A Moroccan photographer documents the happiest moments of the villages’ children

Three years ago, the Moroccan young man, Mohamed Boublouh, took his camera and set off his journey. The first photo he took was for his mother while she was working in her sewing workshop.

A photo full of love led Mohamed to be awarded a photography prize and later paved the way for him in the world of photography. 

He likes to take photos especially those of Moroccan children. Each collection of photos has a story, probably the most important of which is Mohamed’s story in the eyes of each child of whom he takes a photo. To put it simple, Mohamed “feels those children are a younger version of himself.” 
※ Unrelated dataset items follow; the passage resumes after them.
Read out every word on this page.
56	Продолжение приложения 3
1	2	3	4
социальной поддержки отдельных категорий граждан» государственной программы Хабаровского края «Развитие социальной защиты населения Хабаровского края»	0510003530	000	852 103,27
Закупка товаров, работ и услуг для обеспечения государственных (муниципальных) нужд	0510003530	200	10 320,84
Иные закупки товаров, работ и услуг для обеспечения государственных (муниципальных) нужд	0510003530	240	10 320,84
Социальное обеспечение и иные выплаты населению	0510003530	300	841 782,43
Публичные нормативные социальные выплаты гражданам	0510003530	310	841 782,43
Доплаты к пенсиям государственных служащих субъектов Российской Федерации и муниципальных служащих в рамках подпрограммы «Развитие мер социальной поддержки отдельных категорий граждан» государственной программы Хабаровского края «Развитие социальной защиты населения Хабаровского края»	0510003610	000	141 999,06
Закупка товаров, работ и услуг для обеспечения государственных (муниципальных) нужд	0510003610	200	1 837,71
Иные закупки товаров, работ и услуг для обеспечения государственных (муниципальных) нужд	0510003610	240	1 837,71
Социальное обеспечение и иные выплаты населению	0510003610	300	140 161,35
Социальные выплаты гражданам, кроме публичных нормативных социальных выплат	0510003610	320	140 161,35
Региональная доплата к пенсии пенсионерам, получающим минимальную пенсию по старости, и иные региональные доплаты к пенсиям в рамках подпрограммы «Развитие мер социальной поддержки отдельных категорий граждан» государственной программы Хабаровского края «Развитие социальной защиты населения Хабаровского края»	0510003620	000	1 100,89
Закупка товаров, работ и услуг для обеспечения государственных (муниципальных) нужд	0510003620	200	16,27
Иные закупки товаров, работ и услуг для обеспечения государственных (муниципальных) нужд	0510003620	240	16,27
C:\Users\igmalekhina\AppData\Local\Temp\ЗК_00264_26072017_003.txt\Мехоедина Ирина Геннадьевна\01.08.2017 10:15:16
What is unique about Mohamed is his keenness on printing his photos and present them to the children as a gift. In an interview with Tiny Hand, Mohamed says, “I would feel extremely happy if I were that child and someone took a photo of me, printed it, and gave it to me as a gift.” 

However, this is not only what encouraged Mohamed to photograph children. There is a much deeper and far-reaching idea, as he explains, “I see children as a reflection of the environment in which they live. They reflect the group’s belief, behavior and philosophy.

Children do not hesitate to do or say what they like. It is the result of the place they live in. They represent a great deal of raw beliefs and ideas that have not been scrutinized yet.”

Mohamed’s words are clearly reflected in his first photo collection entitled “Moroccan Villagers,” taken in Taounate town in the High Atlas Mountains in the vicinity of the Moroccan city of Taroudant. 

At that time, Mohamed was traveling to Moroccan villages along with voluntary societies, documenting their trips, and working on his photo collection at the same time. 

“The voluntary work extended for several weeks, as it included repairing a school and distributing aid. I accompanied them in their travels. I took photos of the children on the first day and resumed doing so on the last day of the voluntary work,” Mohamed narrated.

The children’s joy at photos cannot be described in words. In addition, Mohamed found it special to document those joyful moments by recording this video clip.

As for the responses to that video, Mohamed told Tiny Hand, “When I posted the video in my social networking accounts, it received positive responses, as it was shared by many people. I think the condition of the Moroccan children and villagers in general has improved, however, their suffering is undeniable. I have recently felt the community has become more aware of this serious issue. I think this is attributed to the increased use of Internet and the easy access to information.”

Mohamed is currently working on a new project that he will take photos of Amazigh villages. “I hope my idea would be developed and documented,” Mohamed said. 

In addition to this activity, the young Moroccan man studies at a Moroccan university, majoring in the English Literature.

Asked to choose three most beloved photos for him in his collection and accounting for his choices, Mohamed said,

The first photo is for a young Amazigh woman wearing the traditional dress of the tribes of southern Morocco. I enormously like documenting my own culture; the Amazigh Culture.”

The second photo is of girls in the traditional school. Most of parents in the Moroccan towns prevent girls from completing their studies at a certain age. I see those girls are determined to learn and stand up against illiteracy in the mosque or “Timzgida” as it is called in Shilha language.”

The third photo is of my mother. I photographed my mom while she was in her sewing workshop. It was the first photo with which I participated in a competition and I was awarded. I consider it to be the beginning of my career as a photographer.”